A escassez de nutrientes e o excesso de gordura deixam o organismo mais vulnerável a doenças, do infarto às infecções respiratórias. Como se não bastasse, esses riscos são potencializados por precariedades sanitárias: 35 milhões de brasileiros sobrevivem sem água tratada.
A obesidade estende o tapete para diabetes, hipertensão, depressão. À enorme lista de consequências desastrosas, somam-se as complicações da Covid-19. Perigos tão sorrateiros e destruidores quanto o danado do vírus.
O controle do peso e o equilíbrio alimentar compõem, ao lado da prática esportiva e do sono, o quarteto fantástico do bem-estar. Integram a estratégia mais simples e eficaz para prevenir doenças e controlar as principais ameaças à saúde.
Os ganhos materializam-se em melhor rendimento na vida social e sexual, na escola, no trabalho. Garantiriam também uma boa economia ao SUS. Nada mal para um país atolado na urgência de enxugar e melhorar os gastos públicos.
Tamanhos benefícios deveriam bastar ao desenvolvimento de uma política de Estado, com apoio da iniciativa privada e do Terceiro Setor, que contemplasse efetivamente a segurança alimentar, o controle do peso e a prática regular de esporte e atividade física. Uma política pública de longo prazo, pluriministerial, transpartidária,, capaz de conjugar a saúde física, ambiental e econômica.
O pacote incluiria desde, por exemplo, a revitalização dos programas de Aquisição de Alimentos (PAA) e de Fortalecimento da Agricultura Familiar (Pronaf) até incentivos para práticas esportivas comunitárias, adaptadas a particularidades locais. Compreenderia desde a recuperação dos mecanismos de proteção e fiscalização ambientais até a aditivação de políticas sociais, ajustadas a recalibragens fiscais. Envolveria desde a revisão da modulagem dos estoques reguladores até campanhas de alfabetização alimentar.

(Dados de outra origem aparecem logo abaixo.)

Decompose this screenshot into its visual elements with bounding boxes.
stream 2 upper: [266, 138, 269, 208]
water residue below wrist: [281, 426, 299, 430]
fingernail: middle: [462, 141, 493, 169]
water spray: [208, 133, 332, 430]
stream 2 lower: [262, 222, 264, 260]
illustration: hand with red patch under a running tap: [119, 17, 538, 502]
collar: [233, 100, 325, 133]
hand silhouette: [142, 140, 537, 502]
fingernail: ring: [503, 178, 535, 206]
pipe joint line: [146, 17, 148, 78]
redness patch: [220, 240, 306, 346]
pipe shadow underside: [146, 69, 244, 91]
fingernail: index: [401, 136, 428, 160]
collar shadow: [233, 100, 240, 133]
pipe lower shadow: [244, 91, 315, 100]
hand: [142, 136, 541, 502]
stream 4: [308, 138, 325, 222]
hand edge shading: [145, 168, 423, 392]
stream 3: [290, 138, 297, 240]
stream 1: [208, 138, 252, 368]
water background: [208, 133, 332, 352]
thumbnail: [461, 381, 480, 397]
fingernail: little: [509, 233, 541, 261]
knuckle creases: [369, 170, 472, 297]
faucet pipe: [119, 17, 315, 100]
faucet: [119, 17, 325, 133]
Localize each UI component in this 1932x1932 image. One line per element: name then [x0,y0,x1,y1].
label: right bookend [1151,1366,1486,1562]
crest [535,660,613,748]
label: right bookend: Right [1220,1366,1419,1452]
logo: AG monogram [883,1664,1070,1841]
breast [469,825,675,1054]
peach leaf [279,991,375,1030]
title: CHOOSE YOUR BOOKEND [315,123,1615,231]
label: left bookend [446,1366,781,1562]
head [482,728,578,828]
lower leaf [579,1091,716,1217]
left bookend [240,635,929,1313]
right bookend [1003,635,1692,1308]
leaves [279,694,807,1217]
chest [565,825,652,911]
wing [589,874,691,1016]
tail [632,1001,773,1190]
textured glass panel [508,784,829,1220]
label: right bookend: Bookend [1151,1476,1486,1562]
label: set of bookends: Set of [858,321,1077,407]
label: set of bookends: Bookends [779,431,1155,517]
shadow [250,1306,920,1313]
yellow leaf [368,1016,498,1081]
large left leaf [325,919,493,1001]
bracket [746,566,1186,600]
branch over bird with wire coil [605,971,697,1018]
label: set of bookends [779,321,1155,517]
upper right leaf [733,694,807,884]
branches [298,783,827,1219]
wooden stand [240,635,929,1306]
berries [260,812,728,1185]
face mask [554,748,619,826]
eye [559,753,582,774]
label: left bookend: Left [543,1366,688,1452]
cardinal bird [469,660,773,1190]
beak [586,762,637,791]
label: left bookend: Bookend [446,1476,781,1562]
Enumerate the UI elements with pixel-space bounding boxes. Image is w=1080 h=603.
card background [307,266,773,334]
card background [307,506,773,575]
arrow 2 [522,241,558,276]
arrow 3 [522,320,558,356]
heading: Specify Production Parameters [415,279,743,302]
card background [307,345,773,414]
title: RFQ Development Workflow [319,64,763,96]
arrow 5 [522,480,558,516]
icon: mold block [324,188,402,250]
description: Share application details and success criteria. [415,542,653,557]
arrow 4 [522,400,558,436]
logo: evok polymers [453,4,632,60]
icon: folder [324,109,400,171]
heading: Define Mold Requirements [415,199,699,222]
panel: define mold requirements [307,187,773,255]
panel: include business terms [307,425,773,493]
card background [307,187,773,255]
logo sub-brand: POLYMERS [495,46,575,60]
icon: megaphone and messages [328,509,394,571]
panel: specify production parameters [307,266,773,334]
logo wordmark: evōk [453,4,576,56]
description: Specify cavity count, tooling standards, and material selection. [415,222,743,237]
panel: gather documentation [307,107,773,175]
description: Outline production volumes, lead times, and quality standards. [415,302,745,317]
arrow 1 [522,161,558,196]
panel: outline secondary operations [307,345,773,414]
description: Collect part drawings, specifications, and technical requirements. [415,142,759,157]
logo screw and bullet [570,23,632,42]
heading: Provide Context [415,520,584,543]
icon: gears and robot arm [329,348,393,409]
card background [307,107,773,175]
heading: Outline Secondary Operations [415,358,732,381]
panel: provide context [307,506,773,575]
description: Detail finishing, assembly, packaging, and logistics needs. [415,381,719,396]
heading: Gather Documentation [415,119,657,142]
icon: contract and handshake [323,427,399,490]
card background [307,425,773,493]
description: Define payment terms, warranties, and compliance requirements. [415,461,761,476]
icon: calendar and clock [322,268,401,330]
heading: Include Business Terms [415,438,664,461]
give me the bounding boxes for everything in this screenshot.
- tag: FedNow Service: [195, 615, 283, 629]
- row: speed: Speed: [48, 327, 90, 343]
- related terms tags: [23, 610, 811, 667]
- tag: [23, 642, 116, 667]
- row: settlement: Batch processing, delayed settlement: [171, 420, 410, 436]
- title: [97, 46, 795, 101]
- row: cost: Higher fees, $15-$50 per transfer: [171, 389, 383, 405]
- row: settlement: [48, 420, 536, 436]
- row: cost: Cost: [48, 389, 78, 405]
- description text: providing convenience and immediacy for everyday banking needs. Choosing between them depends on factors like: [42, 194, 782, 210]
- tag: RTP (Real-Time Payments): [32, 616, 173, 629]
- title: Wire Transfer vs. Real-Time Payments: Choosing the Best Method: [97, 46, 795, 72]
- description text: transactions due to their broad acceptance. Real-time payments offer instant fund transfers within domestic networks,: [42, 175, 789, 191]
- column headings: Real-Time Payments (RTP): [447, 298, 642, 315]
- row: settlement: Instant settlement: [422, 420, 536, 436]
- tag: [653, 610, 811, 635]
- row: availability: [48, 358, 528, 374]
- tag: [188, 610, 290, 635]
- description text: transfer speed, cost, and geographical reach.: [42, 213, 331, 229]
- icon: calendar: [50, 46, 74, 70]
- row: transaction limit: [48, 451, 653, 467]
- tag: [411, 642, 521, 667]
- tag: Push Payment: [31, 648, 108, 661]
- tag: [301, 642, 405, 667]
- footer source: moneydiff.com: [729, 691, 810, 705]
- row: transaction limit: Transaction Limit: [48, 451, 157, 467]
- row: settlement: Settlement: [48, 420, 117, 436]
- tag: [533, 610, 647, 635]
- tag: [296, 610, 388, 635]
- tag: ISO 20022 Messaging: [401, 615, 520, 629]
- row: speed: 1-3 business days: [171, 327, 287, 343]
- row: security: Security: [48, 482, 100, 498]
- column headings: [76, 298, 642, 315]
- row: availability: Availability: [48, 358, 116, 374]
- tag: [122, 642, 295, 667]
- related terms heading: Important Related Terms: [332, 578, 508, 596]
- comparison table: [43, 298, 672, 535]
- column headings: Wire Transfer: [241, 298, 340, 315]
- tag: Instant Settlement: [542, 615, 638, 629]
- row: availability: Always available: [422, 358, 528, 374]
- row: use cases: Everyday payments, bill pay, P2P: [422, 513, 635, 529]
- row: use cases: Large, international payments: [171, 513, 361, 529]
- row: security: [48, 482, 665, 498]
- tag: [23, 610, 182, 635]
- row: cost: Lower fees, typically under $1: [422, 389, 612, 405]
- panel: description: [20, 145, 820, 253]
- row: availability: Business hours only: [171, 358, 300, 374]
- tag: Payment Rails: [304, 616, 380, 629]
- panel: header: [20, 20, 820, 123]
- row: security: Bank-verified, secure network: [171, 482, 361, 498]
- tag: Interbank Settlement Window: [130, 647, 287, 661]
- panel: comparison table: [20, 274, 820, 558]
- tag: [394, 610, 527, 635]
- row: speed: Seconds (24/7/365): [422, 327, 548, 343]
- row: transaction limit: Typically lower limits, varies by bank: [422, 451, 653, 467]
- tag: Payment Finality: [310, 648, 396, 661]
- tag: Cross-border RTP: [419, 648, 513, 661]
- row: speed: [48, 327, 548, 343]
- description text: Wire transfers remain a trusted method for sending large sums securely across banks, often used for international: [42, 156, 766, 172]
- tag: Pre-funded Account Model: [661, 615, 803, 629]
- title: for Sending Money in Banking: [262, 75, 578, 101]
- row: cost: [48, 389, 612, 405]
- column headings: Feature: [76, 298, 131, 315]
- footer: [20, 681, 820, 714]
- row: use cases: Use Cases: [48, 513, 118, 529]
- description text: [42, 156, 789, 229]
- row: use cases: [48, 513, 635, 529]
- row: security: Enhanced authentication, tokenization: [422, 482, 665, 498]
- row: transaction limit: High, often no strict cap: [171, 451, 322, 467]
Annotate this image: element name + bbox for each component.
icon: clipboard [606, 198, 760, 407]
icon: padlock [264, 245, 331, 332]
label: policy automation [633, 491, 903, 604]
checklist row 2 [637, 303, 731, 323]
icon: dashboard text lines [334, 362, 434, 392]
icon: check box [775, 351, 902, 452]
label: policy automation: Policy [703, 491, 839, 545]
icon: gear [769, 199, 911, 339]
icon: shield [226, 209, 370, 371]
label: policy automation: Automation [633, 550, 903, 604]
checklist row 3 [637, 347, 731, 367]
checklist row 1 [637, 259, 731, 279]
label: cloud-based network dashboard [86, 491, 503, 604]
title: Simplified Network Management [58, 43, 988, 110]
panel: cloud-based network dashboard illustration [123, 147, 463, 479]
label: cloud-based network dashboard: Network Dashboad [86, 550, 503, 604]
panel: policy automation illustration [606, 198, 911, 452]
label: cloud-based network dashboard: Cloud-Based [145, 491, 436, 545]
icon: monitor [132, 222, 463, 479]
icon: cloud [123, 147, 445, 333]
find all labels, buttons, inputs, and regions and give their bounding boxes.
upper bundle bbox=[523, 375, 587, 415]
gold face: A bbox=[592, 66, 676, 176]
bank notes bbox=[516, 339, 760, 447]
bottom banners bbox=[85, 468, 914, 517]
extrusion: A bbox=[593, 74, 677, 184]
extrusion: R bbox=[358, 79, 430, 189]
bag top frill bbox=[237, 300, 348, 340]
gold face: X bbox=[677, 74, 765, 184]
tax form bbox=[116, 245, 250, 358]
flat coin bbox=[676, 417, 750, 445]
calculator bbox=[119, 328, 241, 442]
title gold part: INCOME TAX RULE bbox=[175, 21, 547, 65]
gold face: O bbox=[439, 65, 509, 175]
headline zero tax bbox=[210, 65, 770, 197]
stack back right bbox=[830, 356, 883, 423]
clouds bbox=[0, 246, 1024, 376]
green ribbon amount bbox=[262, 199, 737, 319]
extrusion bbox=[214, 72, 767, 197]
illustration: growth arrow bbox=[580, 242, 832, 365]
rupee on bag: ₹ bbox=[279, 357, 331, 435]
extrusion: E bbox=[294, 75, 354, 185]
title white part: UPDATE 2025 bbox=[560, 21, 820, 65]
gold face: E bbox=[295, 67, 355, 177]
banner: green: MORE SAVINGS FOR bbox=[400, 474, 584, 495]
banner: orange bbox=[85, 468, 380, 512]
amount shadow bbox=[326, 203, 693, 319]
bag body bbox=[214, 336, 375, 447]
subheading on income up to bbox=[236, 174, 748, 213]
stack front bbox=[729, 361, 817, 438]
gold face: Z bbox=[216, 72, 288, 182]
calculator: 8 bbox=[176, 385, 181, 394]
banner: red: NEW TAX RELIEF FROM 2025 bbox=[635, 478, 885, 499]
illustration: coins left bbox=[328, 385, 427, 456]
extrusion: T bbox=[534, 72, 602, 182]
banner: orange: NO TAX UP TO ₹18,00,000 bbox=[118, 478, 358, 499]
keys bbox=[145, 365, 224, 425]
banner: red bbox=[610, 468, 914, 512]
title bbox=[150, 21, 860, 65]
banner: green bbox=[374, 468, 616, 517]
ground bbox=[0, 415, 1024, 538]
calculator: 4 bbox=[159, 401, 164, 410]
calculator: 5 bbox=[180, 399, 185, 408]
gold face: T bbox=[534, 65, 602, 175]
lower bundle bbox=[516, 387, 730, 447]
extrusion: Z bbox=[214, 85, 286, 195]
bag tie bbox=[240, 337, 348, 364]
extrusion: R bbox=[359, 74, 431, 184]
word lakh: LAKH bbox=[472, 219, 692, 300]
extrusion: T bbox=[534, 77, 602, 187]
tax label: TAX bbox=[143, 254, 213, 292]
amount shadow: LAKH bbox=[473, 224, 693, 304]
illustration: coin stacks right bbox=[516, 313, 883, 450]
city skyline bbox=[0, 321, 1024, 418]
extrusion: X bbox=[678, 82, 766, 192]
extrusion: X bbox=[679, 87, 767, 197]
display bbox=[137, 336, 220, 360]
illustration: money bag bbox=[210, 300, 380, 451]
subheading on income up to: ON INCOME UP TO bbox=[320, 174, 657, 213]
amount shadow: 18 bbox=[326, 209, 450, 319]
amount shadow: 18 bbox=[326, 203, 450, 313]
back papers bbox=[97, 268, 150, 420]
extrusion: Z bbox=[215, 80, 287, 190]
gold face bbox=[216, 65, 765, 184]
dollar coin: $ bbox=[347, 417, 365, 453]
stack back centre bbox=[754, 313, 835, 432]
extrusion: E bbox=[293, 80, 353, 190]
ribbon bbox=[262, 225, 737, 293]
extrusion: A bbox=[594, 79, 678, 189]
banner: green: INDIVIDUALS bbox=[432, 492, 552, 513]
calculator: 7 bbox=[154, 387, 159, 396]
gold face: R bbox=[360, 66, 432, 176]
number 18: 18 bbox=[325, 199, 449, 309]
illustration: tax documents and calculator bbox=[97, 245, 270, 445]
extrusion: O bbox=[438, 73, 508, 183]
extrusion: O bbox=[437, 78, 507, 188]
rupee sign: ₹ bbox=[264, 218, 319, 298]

Nenhuma dessas ações e transformações caminharia num terreno macio. Quase todas são complexas. Implicam, mais do que remanejamentos orçamentários, um rearranjo na partitura socioeconômica, na dosagem liberal, nas visões de país e de mundo. Exigem, entre outros esforços, renegociações no tabuleiro agropecuário e reconfigurações urbanas. Uma cesta de utopias. Nela o Rio reencontraria o protagonismo sequestrado por sucessivas degradações financeiras e políticas.
Vocacionado cultural e geograficamente para o bem-estar, o Rio seria um piloto do plano nacional contra a desnutrição e o sedentarismo. Uma capital da saúde.
Em meio a impedimentos, desigualdades, roubalheiras e abandonos, salve o direito de sonhar alto.
_____________________________________________________________________________
Alexandre Carauta é jornalista e professor, doutor em Comunicação, mestre em Gestão, especialista em Administração Esportiva, graduado também em Educação Física.